"Gimana ceritanya bisa naksir Radi?"
Riana menelan lidah dengan susah payah, pertanyaan dilontarkan Bu Cempaka sukses membuat jantung berdebar tidak karuan, perut mules, dengkul lemas, suhu tubuh meningkat, serta produksi keringat berlebih.
"Eee." Riana kesulitan menjawab. Kini, gadis itu malah menggaruk-garuk pelipisnya.
Bu Cempaka masih menunggu jawaban Riana dengan wajah tersenyum. Tapi Riana pikir senyum tetangga barunya itu hanya usaha untuk menahan tawa.
Riana kini menggaruk kepala, lebih keras. "Biasa Bu, anak muda jedag jedug hatinya enggak bisa di kontrol kalau lihat cowok ganteng," sahut Riana, akhirnya semakin melantur.
Bu Cempaka tertawa, menepuk bahu Riana pelan. "Kamu bisa aja sih jawabnya," ucap Bu Cempaka.
Riana ikut tertawa walaupun sangat canggung. Ia pikir akan ada pertanyaan berikutnya, ia bahkan sudah siap siaga menjawab, tapi respon bu Cempaka yang diluar dugaannya membuat Riana mati gaya sekarang ini.
Bu Cempaka berusaha mengontrol dirinya, tawanya mulai mereda, perlahan ia mengarahkan Riana agar masuk ke teras rumah. Riana duduk di salah satu bangku, tempat yang diduduki Radi saat memetik gitarnya waktu itu.
"Ibu tahu anak muda selalu penuh asmara," ucap bu Cempaka yang mengambil tempat di sebelah Riana. Riana diam, menerka-nerka akan dibawa kemana perbincangan pagi ini oleh bu Cempaka. "Tapi asmara itu selalu erat dengan luka," Sambung bu Cempaka.
Kening Riana berkerut.
"Semakin membara asmara biasanya luka makin pedih," lanjut bu Cempaka. Bu Cempaka melirik Riana, meneliti reaksi Riana. Tapi gadis itu masih setia menyimak.
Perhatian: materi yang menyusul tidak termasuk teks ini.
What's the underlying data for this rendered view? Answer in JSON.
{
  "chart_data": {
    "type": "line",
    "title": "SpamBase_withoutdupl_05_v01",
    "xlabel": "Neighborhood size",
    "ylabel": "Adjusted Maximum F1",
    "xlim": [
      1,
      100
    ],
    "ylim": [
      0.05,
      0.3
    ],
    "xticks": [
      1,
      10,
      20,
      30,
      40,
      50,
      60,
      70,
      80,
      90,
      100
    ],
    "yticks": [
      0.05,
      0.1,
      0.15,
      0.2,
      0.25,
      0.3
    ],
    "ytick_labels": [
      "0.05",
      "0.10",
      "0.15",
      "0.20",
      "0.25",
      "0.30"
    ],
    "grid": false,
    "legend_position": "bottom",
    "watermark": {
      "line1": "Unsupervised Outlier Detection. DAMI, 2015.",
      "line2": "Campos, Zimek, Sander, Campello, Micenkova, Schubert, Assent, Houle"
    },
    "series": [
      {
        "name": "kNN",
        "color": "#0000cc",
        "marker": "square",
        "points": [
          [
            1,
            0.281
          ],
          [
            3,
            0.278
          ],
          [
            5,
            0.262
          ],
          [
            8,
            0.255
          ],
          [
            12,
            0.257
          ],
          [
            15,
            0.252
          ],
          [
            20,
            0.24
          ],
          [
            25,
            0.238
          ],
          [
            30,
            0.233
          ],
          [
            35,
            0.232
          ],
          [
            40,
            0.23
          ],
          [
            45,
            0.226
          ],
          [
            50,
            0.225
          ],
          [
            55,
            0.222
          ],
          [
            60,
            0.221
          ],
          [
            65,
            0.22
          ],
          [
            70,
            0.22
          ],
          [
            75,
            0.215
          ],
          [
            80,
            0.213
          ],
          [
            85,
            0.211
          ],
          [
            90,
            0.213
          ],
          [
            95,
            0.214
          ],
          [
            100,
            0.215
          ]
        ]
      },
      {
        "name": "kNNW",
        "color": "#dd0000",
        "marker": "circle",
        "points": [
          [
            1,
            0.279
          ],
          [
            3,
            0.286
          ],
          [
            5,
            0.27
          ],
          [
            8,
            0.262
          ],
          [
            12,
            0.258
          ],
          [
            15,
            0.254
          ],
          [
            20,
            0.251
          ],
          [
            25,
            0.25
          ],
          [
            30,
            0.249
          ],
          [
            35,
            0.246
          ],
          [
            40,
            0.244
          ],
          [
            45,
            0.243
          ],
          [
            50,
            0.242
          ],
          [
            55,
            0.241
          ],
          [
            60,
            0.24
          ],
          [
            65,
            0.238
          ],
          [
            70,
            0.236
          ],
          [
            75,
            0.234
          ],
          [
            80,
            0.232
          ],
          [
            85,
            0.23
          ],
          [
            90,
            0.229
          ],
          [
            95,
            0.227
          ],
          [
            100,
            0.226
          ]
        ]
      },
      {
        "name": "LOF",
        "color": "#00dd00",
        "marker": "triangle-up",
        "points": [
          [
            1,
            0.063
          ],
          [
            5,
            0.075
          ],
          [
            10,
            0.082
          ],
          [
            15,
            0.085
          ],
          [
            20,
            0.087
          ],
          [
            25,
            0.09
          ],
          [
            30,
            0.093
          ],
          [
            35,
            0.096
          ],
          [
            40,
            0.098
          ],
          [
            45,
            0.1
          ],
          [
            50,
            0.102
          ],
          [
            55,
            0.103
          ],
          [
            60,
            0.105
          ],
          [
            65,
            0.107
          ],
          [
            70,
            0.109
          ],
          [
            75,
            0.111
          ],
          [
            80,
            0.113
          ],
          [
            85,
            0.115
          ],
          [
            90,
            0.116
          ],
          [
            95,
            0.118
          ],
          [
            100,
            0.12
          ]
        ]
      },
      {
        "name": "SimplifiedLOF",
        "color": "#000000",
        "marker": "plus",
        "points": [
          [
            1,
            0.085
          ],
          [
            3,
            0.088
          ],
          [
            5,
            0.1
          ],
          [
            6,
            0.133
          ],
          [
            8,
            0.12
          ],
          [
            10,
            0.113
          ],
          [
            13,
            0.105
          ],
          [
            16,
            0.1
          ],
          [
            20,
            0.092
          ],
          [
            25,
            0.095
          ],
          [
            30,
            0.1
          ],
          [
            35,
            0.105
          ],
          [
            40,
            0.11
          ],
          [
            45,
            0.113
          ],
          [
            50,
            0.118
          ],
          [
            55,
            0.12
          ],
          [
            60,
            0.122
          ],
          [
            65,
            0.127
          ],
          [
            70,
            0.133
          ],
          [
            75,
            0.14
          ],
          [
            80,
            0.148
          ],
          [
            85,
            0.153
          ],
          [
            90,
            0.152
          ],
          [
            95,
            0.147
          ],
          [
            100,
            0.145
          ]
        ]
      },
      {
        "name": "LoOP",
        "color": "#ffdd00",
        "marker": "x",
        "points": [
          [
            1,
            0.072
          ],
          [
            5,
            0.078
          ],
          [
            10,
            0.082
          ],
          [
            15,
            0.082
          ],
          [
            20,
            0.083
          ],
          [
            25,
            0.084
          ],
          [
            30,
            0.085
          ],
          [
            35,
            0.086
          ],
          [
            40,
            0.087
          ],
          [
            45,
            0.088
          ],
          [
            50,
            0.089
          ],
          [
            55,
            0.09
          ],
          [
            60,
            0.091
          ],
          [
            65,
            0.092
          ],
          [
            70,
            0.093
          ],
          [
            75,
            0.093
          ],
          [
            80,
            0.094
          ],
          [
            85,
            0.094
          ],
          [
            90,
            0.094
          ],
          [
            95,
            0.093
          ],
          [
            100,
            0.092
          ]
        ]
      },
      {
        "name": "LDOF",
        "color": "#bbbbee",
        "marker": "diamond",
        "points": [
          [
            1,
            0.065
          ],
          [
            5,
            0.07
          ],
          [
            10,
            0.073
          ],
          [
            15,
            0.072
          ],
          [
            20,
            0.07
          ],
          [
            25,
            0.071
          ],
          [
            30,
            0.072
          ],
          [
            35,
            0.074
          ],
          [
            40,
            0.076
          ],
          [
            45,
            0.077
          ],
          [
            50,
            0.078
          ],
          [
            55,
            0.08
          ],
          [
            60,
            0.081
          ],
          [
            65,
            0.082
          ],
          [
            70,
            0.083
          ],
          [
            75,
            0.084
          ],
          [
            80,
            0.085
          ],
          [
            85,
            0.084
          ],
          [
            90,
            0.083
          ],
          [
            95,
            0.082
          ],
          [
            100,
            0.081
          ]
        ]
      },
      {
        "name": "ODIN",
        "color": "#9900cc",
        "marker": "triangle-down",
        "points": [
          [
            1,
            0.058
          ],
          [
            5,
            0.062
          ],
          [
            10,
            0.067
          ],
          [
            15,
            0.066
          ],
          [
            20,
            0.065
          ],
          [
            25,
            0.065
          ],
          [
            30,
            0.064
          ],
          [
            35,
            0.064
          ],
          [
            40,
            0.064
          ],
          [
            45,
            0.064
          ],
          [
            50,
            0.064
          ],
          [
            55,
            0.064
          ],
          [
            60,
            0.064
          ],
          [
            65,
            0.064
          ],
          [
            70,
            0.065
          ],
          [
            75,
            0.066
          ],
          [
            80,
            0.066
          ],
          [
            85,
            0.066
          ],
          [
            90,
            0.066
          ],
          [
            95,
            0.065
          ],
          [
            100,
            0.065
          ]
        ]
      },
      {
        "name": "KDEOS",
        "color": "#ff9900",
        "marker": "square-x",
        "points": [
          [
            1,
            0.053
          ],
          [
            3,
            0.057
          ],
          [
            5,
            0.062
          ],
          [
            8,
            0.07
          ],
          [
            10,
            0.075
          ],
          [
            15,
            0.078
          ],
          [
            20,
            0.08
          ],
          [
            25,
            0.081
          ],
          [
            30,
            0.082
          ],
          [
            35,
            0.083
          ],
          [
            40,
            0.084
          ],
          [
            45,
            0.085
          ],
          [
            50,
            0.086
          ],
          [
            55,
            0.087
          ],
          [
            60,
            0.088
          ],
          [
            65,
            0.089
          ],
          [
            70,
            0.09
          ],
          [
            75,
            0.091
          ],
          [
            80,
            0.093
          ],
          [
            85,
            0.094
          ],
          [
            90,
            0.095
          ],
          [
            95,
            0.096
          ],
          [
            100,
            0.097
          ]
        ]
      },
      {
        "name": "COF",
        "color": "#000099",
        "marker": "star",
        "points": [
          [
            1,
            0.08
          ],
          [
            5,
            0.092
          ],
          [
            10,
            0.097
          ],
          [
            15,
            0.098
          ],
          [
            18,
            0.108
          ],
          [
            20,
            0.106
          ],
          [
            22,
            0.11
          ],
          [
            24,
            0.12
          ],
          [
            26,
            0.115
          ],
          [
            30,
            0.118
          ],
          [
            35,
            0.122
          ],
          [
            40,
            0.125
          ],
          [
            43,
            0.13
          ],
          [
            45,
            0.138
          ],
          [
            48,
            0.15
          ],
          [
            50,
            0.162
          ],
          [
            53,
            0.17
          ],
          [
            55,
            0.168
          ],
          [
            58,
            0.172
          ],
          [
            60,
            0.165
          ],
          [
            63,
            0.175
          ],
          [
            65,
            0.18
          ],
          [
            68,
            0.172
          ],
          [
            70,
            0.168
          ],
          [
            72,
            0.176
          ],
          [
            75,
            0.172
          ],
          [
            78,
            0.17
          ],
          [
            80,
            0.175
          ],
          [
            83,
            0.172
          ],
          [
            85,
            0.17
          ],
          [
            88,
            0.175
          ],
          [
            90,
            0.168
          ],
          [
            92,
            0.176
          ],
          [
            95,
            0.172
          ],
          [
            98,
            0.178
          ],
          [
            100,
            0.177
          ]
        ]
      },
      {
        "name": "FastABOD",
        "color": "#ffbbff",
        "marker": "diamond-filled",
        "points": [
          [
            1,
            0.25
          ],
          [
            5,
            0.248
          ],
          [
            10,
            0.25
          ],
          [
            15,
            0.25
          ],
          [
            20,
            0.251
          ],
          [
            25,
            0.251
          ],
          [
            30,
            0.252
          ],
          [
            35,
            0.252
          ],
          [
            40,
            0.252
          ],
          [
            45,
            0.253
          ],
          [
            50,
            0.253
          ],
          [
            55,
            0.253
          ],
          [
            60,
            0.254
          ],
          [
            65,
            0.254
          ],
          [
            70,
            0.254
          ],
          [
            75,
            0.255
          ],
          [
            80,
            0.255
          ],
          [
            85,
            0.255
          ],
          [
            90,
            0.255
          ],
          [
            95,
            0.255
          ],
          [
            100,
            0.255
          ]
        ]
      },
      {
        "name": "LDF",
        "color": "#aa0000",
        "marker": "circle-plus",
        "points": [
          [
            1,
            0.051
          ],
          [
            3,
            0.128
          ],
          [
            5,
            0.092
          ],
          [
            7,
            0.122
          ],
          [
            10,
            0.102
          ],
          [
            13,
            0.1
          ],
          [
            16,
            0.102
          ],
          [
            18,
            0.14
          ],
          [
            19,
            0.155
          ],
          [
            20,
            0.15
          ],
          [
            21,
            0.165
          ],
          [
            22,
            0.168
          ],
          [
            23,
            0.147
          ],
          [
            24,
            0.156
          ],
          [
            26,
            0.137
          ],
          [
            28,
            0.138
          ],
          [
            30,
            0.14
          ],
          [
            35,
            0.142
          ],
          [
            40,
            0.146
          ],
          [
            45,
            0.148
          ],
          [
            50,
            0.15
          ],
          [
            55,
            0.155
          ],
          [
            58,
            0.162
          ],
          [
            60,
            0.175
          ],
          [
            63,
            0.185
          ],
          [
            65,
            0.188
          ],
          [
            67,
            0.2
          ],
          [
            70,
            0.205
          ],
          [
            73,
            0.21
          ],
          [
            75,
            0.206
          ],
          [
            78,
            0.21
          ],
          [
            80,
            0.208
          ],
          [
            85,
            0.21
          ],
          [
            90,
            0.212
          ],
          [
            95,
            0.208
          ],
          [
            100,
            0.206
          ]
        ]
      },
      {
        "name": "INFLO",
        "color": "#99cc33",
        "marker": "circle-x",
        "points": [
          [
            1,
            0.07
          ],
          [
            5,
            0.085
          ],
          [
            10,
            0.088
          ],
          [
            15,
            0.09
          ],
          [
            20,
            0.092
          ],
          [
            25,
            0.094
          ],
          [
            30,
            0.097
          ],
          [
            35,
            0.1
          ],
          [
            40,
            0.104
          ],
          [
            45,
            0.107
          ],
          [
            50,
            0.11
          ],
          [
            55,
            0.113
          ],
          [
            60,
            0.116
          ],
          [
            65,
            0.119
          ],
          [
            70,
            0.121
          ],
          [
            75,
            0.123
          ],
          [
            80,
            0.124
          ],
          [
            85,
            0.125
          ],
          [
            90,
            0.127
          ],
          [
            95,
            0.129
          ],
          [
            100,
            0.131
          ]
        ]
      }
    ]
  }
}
"Sebelumnya Ibu minta mbak Riana ejangan salah paham ya, ibu bicara begini demi kebaikan mbak Riana," kata Bu Cempaka
Kenapa situasinya jadi begini sih?
"Santai aja, Bu, saya malah senang diajak ngobrol begini," sahut Riana, ada sedikit kebohongan disana. Senang dari mana? Keringatnya saja sudah mengalir di sekitar anak rambut.
Bu Cempaka tersenyum. " Dua bulan lalu Radi sudah tunangan," ucap Bu Cempaka.
💞
Sudah dua jam Riana berbaring di ranjangnya matanya terbuka pandangannya hanya tertuju pada jam dinding di atas pintu kamar. Tidak ada suara, tidak ada kegiatan berarti. Ia diam, menghabiskan waktu.
Riana baru bergerak saat ponselnya bergetar, layarnya yang menyala membuat dirinya mengalihkan fokus. Diambil gawai yang berada tak jauh darinya. Nama zahira tertera.
"Hemh."
"Kok gitu sih sahutannya ,Ri?" Protes Zahira
Menghela napas. "Iya Zahira, ada yang bisa Riana bantu?"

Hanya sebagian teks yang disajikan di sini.